The increase in respiration and associated carbon dioxide means the ocean can absorb less carbon dioxide from the atmosphere and will store less carbon. (Carbon is removed from the carbon cycle when it is buried in ocean sediments or dissolved at depth, where it can remain for hundreds of years.)
More research is urgently needed to understand the impact fishing has on the ocean carbon cycle. It could play a very significant role in climate change.
Marine protected areas are one of the best ways to protect fish stocks, fragile marine habitats and the function of marine ecosystems. Once disturbances such as fishing stop happening, most marine ecosystems can restore themselves.
But many protected areas do not ban fishing and have very few management measures to prevent damaging activity. Banning all fishing in protected areas is unnecessary, but there are strong economic arguments against fishing on the ‘high seas’ and especially in international waters. Many areas a long way from land are fished only because government subsidies support the fishing industry there.
Ensuring fishing practices are kept closer to the coast and catches are landed in local ports and harbours would support livelihoods in coastal communities.

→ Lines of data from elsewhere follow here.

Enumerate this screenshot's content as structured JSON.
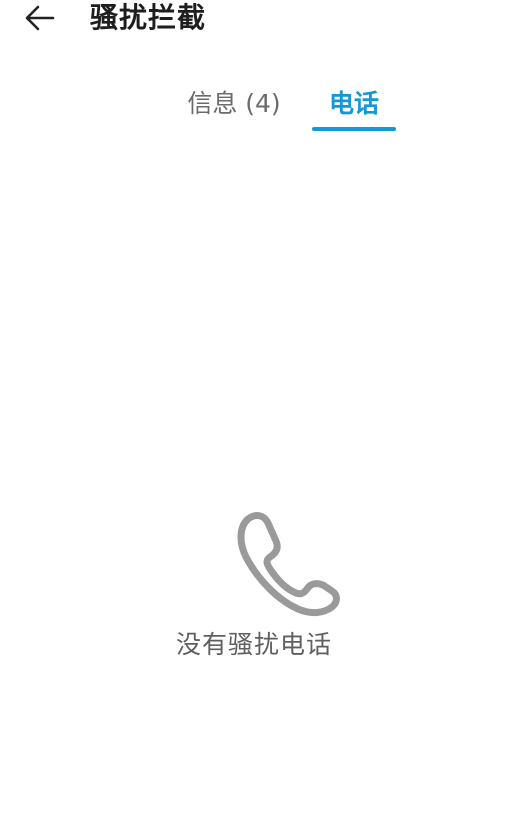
{
  "header": {
    "back_icon": "arrow-left-icon",
    "title": "骚扰拦截"
  },
  "tabs": [
    {
      "label": "信息 (4)",
      "selected": false
    },
    {
      "label": "电话",
      "selected": true
    }
  ],
  "colors": {
    "accent": "#1598d8",
    "inactive_tab": "#6b6b6b",
    "icon_gray": "#9a9a9a"
  },
  "empty_state": {
    "icon": "phone-icon",
    "text": "没有骚扰电话"
  }
}
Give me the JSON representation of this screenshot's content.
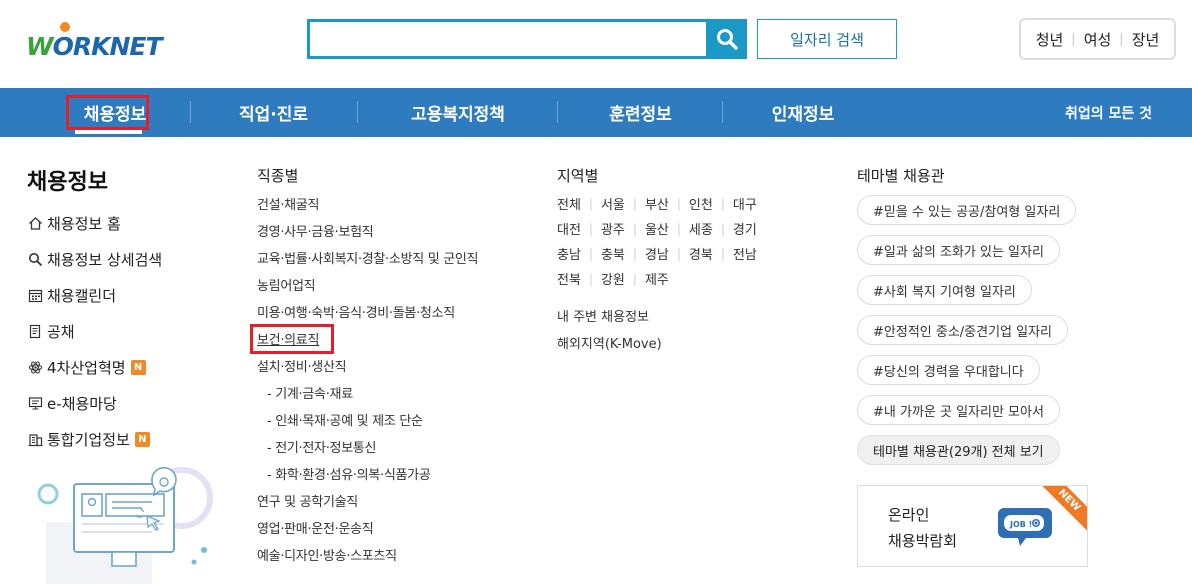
{
  "header": {
    "logo_text_w": "W",
    "logo_text_rest": "ORKNET",
    "search_placeholder": "",
    "search_value": "",
    "job_search_label": "일자리 검색",
    "targets": [
      "청년",
      "여성",
      "장년"
    ]
  },
  "nav": {
    "items": [
      "채용정보",
      "직업·진로",
      "고용복지정책",
      "훈련정보",
      "인재정보"
    ],
    "all_label": "취업의 모든 것"
  },
  "left": {
    "title": "채용정보",
    "menu": [
      {
        "label": "채용정보 홈",
        "icon": "home-icon"
      },
      {
        "label": "채용정보 상세검색",
        "icon": "search-icon"
      },
      {
        "label": "채용캘린더",
        "icon": "calendar-icon"
      },
      {
        "label": "공채",
        "icon": "document-icon"
      },
      {
        "label": "4차산업혁명",
        "icon": "atom-icon",
        "badge": "N"
      },
      {
        "label": "e-채용마당",
        "icon": "monitor-icon"
      },
      {
        "label": "통합기업정보",
        "icon": "building-icon",
        "badge": "N"
      }
    ]
  },
  "jobs": {
    "title": "직종별",
    "items": [
      "건설·채굴직",
      "경영·사무·금융·보험직",
      "교육·법률·사회복지·경찰·소방직 및 군인직",
      "농림어업직",
      "미용·여행·숙박·음식·경비·돌봄·청소직",
      "보건·의료직",
      "설치·정비·생산직",
      "- 기계·금속·재료",
      "- 인쇄·목재·공예 및 제조 단순",
      "- 전기·전자·정보통신",
      "- 화학·환경·섬유·의복·식품가공",
      "연구 및 공학기술직",
      "영업·판매·운전·운송직",
      "예술·디자인·방송·스포츠직"
    ]
  },
  "regions": {
    "title": "지역별",
    "rows": [
      [
        "전체",
        "서울",
        "부산",
        "인천",
        "대구"
      ],
      [
        "대전",
        "광주",
        "울산",
        "세종",
        "경기"
      ],
      [
        "충남",
        "충북",
        "경남",
        "경북",
        "전남"
      ],
      [
        "전북",
        "강원",
        "제주"
      ]
    ],
    "nearby": "내 주변 채용정보",
    "overseas": "해외지역(K-Move)"
  },
  "themes": {
    "title": "테마별 채용관",
    "tags": [
      "#믿을 수 있는 공공/참여형 일자리",
      "#일과 삶의 조화가 있는 일자리",
      "#사회 복지 기여형 일자리",
      "#안정적인 중소/중견기업 일자리",
      "#당신의 경력을 우대합니다",
      "#내 가까운 곳 일자리만 모아서"
    ],
    "all_label": "테마별 채용관(29개) 전체 보기"
  },
  "fair": {
    "line1": "온라인",
    "line2": "채용박람회",
    "ribbon": "NEW",
    "bubble_text": "JOB !"
  },
  "colors": {
    "nav_bg": "#2e7bbf",
    "accent": "#1a98c6",
    "highlight": "#e0202a",
    "badge": "#f08a24"
  }
}
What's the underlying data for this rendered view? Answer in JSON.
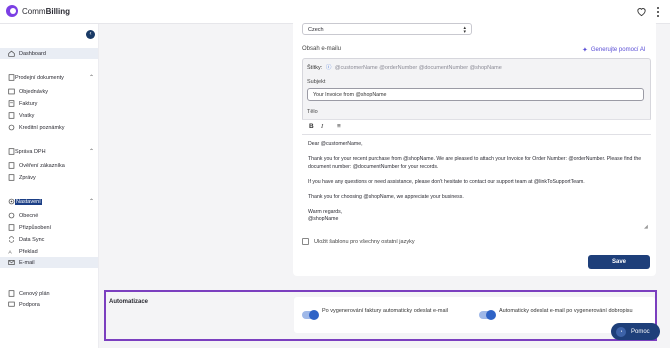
{
  "app": {
    "brand_light": "Comm",
    "brand_bold": "Billing"
  },
  "sidebar": {
    "collapse_glyph": "‹",
    "dashboard": "Dashboard",
    "sections": {
      "sales_docs": "Prodejní dokumenty",
      "vat": "Správa DPH",
      "settings": "Nastavení"
    },
    "items": {
      "orders": "Objednávky",
      "invoices": "Faktury",
      "returns": "Vratky",
      "credit_notes": "Kreditní poznámky",
      "customer_check": "Ověření zákazníka",
      "reports": "Zprávy",
      "general": "Obecné",
      "customization": "Přizpůsobení",
      "data_sync": "Data Sync",
      "translation": "Překlad",
      "email": "E-mail",
      "pricing": "Cenový plán",
      "support": "Podpora"
    }
  },
  "email_settings": {
    "language_value": "Czech",
    "section_title": "Obsah e-mailu",
    "ai_button": "Generujte pomocí AI",
    "tags_label": "Štítky:",
    "tags_values": "@customerName @orderNumber @documentNumber @shopName",
    "subject_label": "Subjekt",
    "subject_value": "Your Invoice from @shopName",
    "body_label": "Tělo",
    "toolbar": {
      "bold": "B",
      "italic": "I",
      "align": "≡"
    },
    "body": {
      "p1": "Dear @customerName,",
      "p2": "Thank you for your recent purchase from @shopName. We are pleased to attach your Invoice for Order Number: @orderNumber. Please find the document number: @documentNumber for your records.",
      "p3": "If you have any questions or need assistance, please don't hesitate to contact our support team at @linkToSupportTeam.",
      "p4": "Thank you for choosing @shopName, we appreciate your business.",
      "p5a": "Warm regards,",
      "p5b": "@shopName"
    },
    "save_template_label": "Uložit šablonu pro všechny ostatní jazyky",
    "save_button": "Save"
  },
  "automation": {
    "title": "Automatizace",
    "toggle1_label": "Po vygenerování faktury automaticky odeslat e-mail",
    "toggle1_on": true,
    "toggle2_label": "Automaticky odeslat e-mail po vygenerování dobropisu",
    "toggle2_on": true
  },
  "help": {
    "label": "Pomoc"
  },
  "colors": {
    "accent": "#1e3f7a",
    "brand": "#7b3fe4",
    "highlight_border": "#7b3fbf",
    "ai": "#5b4fd6"
  }
}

Inshore or artisanal fishers use smaller boats and generally have lower environmental impacts. Outlawing fishing in large areas of the ocean, away from the coasts, would allow fish stocks and ocean ecosystems to regenerate.
This would spill over into coastal regions in many ways, improving the local catch, providing important food sources for coastal communities – such as those in most developing economies – and enhancing regional economies in other countries. For example, in the United Kingdom, many of the poorest areas are former fishing towns – these could be revived.
Counterintuitively, in countries like the UK, eating fish can help establish healthy marine ecosystems – but people need to change the types of fish they eat. Flatfish and shellfish are important catches for small-scale fishers in many areas of the UK, so consumers need to choose these instead of imported cod or farmed salmon.
Currently, most fish caught in UK waters is exported. Exports are much easier to manage in bulk, so larger boats with bigger catches are prioritised over the small-scale catches for the export market. Eating locally caught fish supports more environmentally sound fishing methods, enables offshore protected areas for fish stocks to recover and boosts regional economies.